Intention too.
My grandfather, the Free Will Baptist preacher who bought his first and only car in nineteen sixty-late-something with mostly one dollar bills got mostly from marrying people mostly in his backyard, said, "The road to hell is paved with good intentions."
But intentions *do* matter. They are magic, true, but well, anyway. If you think that maybe intentions don't matter, I'd be interested in hearing about it . . . somewhere else. Write away.
And I look at this cat, I hear this cat bleep because she is in heat, again, and I wonder what the intentions were of the person who dumped her in the woods. Did they think she was a predator so it would be ok? Did they think it was near some farms so it would be ok? Did they think anything other than their own convenience? Yep, I vote that they didn't think anything except what was easiest for them. There are always things you don't know when you pick up one of these animals, things that don't make sense, like why hasn't she been pregnant given that she seems to be older than old enough and fertile enough, and why did she scream every time a human came close to her, and how in the world had she brought herself to be allowed to be picked up in the woods and brought home. You don't know what the human's intention was, but you do know the effect and that is never, ever good.

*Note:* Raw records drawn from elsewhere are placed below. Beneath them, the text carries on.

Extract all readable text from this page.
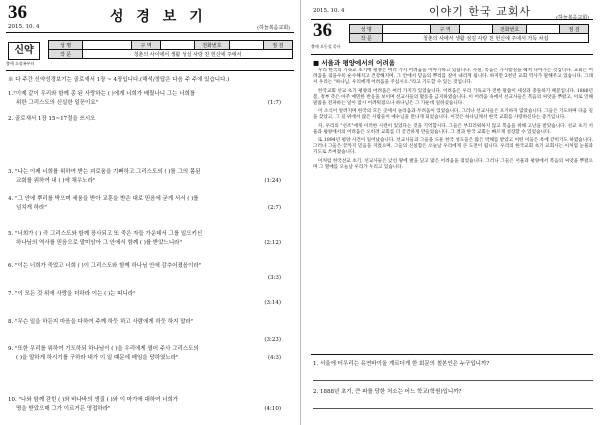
36
2015. 10. 4
성 경 보 기
(하늘복음교회)
신약
출애 소장족부터
성 명		구 역		전화번호		점 검
작 문	청춘의 사이에서 생활 성실 사랑 친 헌신에 주에서					
※ 다 주간 신약성경보기는 골로새서 1장 ~ 4장입니다.(해석/정답은 다음 주 주에 있습니다.)
1."이제 같이 우리와 함께 종 된 사랑하는 ( )에게 너희가 배웠나니 그는 너희를
위한 그리스도의 신실한 일꾼이요"	(1:7)
2. 골로새서 1장 15~17절을 쓰시오
3. "나는 이제 너희를 위하여 받는 괴로움을 기뻐하고 그리스도의 ( )를 그의 몸된
교회를 위하여 내 ( )에 채우노라"	(1:24)
4. "그 안에 뿌리를 박으며 세움을 받아 교훈을 받은 대로 믿음에 굳게 서서 ( )를
넘치게 하라"	(2:7)
5. "너희가 ( ) 즉 그리스도와 함께 장사되고 또 죽은 자들 가운데서 그를 일으키신
하나님의 역사를 믿음으로 말미암아 그 안에서 함께 ( )를 받았느니라"	(2:12)
6. "이는 너희가 죽었고 너희 ( )이 그리스도와 함께 하나님 안에 감추어졌음이라"
(3:3)
7. "이 모든 것 위에 사랑을 더하라 이는 ( )는 띠니라"
(3:14)
8. "무슨 일을 하든지 마음을 다하여 주께 하듯 하고 사람에게 하듯 하지 말라"
(3:23)
9. "또한 우리를 위하여 기도하되 하나님이 ( )을 우리에게 열어 주사 그리스도의
( )을 말하게 하시기를 구하라 내가 이 일 때문에 매임을 당하였노라"	(4:3)
10. "나와 함께 갇힌 ( )와 바나바의 생질 ( )와 이 마가에 대하여 너희가
명을 받았으매 그가 이르거든 영접하라"	(4:10)
2015. 10. 4	이야기 한국 교회사	(하늘복음교회)
36
출애 오동설 목사
성 명		구 역		전화번호		점 검
작 문	청춘의 사에서 생활 섬김 사랑 친 헌신에 주에서 가득 차십					
■ 서울과 평양에서의 어려움

우리 한국의 기독교 초기에 평양은 여러 가지 어려움을 이야기하고 있습니다. 사실, 복음은 가시밭길을 헤쳐 나아가는 것입니다. 교회는 어려움을 겪을수록 순수해지고 건강해지며, 그 안에서 믿음의 뿌리를 깊이 내리게 됩니다. 하지만 2천년 교회 역사가 말해주고 있습니다. 그래서 우리는 "하나님, 우리에게 어려움을 주십시오."라고 기도할 수 있는 것입니다.

한국교회 선교 초기 평양의 어려움은 여러 가지가 있었습니다. 어려움은 우리 기독교가 전한 말씀이 세상과 충돌하기 때문입니다. 1888년 봄, 정부 측은 아주 예민한 반응을 보이며 선교사들의 활동을 금지하였습니다. 이 어려움 속에서 선교사들은 복음의 씨앗을 뿌렸고, 이로 인해 말씀을 전파하는 일이 잠시 어려워졌으나 하나님은 그 가운데 일하셨습니다.

이 소식이 알려지며 한국의 모든 곳에서 놀라움과 두려움이 있었습니다. 그러나 선교사들은 포기하지 않았습니다. 그들은 기도하며 다음 길을 찾았고, 그 길 위에서 많은 사람들이 예수님을 만나게 되었습니다. 이것은 하나님께서 한국 교회를 사랑하신다는 증거입니다.

자, 우리의 "선조"에게 이러한 시련이 있었다는 것을 기억합시다. 그들은 부끄러워하지 않고 복음을 위해 고난을 받았습니다. 선교 초기 서울과 평양에서의 어려움은 오히려 교회를 더 굳건하게 만들었습니다. 그 결과 한국 교회는 빠르게 성장할 수 있었습니다.

또 1894년 평양 사건이 일어났습니다. 선교사들과 그들을 도운 한국 성도들은 많은 박해를 받았고 어떤 이들은 옥에 갇히기도 하였습니다. 그러나 그들은 끝까지 믿음을 지켰으며, 그들의 신실함은 오늘날 우리에게 큰 도전이 됩니다. 우리의 한국교회 초기 교회사는 이처럼 눈물과 기도로 쓰여졌습니다.

이처럼 한국선교 초기, 선교사들은 낮선 땅에 발을 딛고 많은 어려움을 겪었습니다. 그러나 그들은 서울과 평양에서 복음의 씨앗을 뿌렸으며 그 열매를 오늘날 우리가 누리고 있습니다.

1. 서울에 터우리는 유연바이올 게르더게 한 회문의 철본인은 누구입니까?
2. 1888년 초기, 큰 파를 당한 처소는 어느 학교(학원)입니까?
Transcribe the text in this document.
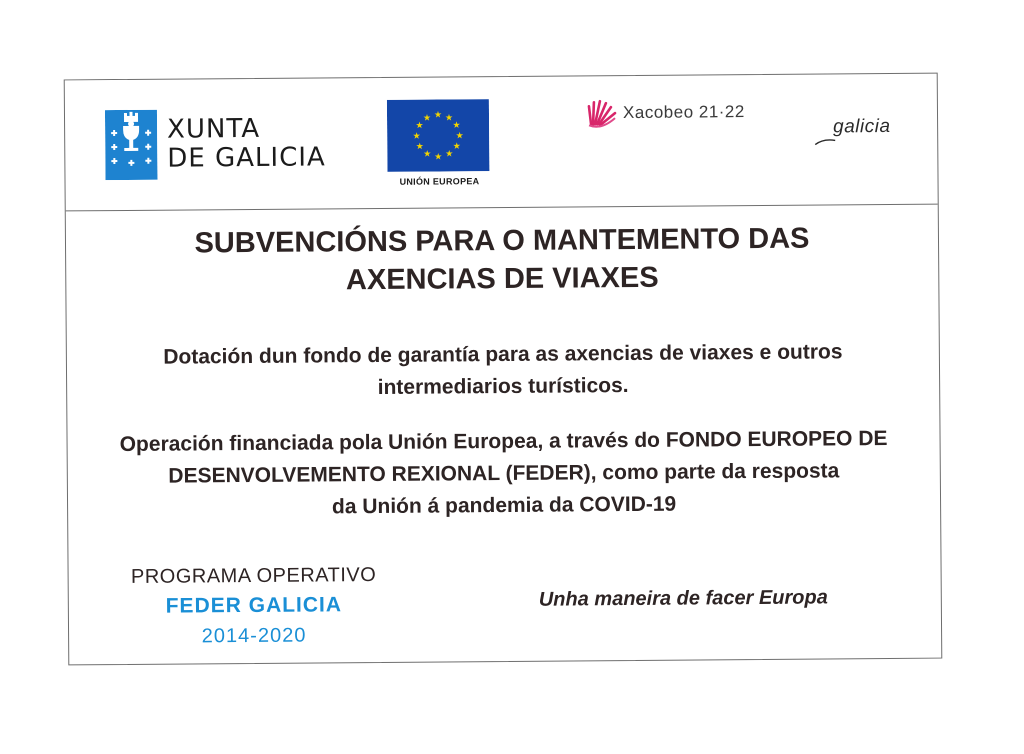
XUNTA
DE GALICIA
★ ★
★
★
★
★
★
★
★
★
★
★
UNIÓN EUROPEA
Xacobeo 21·22
galicia
SUBVENCIÓNS PARA O MANTEMENTO DAS
AXENCIAS DE VIAXES
Dotación dun fondo de garantía para as axencias de viaxes e outros
intermediarios turísticos.
Operación financiada pola Unión Europea, a través do FONDO EUROPEO DE
DESENVOLVEMENTO REXIONAL (FEDER), como parte da resposta
da Unión á pandemia da COVID-19
PROGRAMA OPERATIVO
FEDER GALICIA
2014-2020
Unha maneira de facer Europa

There is a stray cat at the barn. That is what I call him, Stray Cat. For months no one could get within 40 feet of him, but he came daily to eat (after I put the food out for him that is). Now we get within 4 feet or so, sometimes at least. I assume he is a him because he has a big head (nothing personal meant by that). Anyway, I'm sure he's the cat from the other side of the bridge actually. See, there was this cat who had gotten old and disappeared from here some time ago, and after that I would periodically see this cat who looked like him near the bridge. No connection between the two except in my head. Several times I stopped to see if he'd come to me but no, not even close. I thought about leaving food for him but he seemed pretty competent gleaning the lake leavings, avoiding the cars and people. Then this cat showed up at the barn and it took me some time to realize that I hadn't seen the cat on the other side of the bridge in, well, some time. And one of my lessons in the power of intention is that this cat, this wild, wary cat, was aware of my intention to feed him and he made it possible for me to feed him. His intention, evidently, was to get fed.
We don't know where he came from. We don't know when. We don't know what all he's been through. We are the other end of the dumpers. It doesn't matter what the dumpers' intentions were; their actions sucked. That these animals, so many of them that are with us (me and my friends), have found people who love them and care for them is not an assuage to the dumpers but an indictment.
We have a horse who is technically a "rescue" although I dislike that term. But her people, even tho she was underfed, managed to get her a coggins and to the auction. She had a shot at a real home. And she got one. Her people tried for her. This cat's people, whatever their intentions, didn't try. They dumped her to be a coyote's next meal or a greasy spot in the road. That she allowed me to talk her into my arms is a testament to her. When I got home with her, that my family just said, "She got that cat," is a testament to them.
It isn't that you have to keep an animal forever, although we tend to. It is that it isn't lightly entered into, any relationship, nor lightly left. Not lightly left and not wrongly left.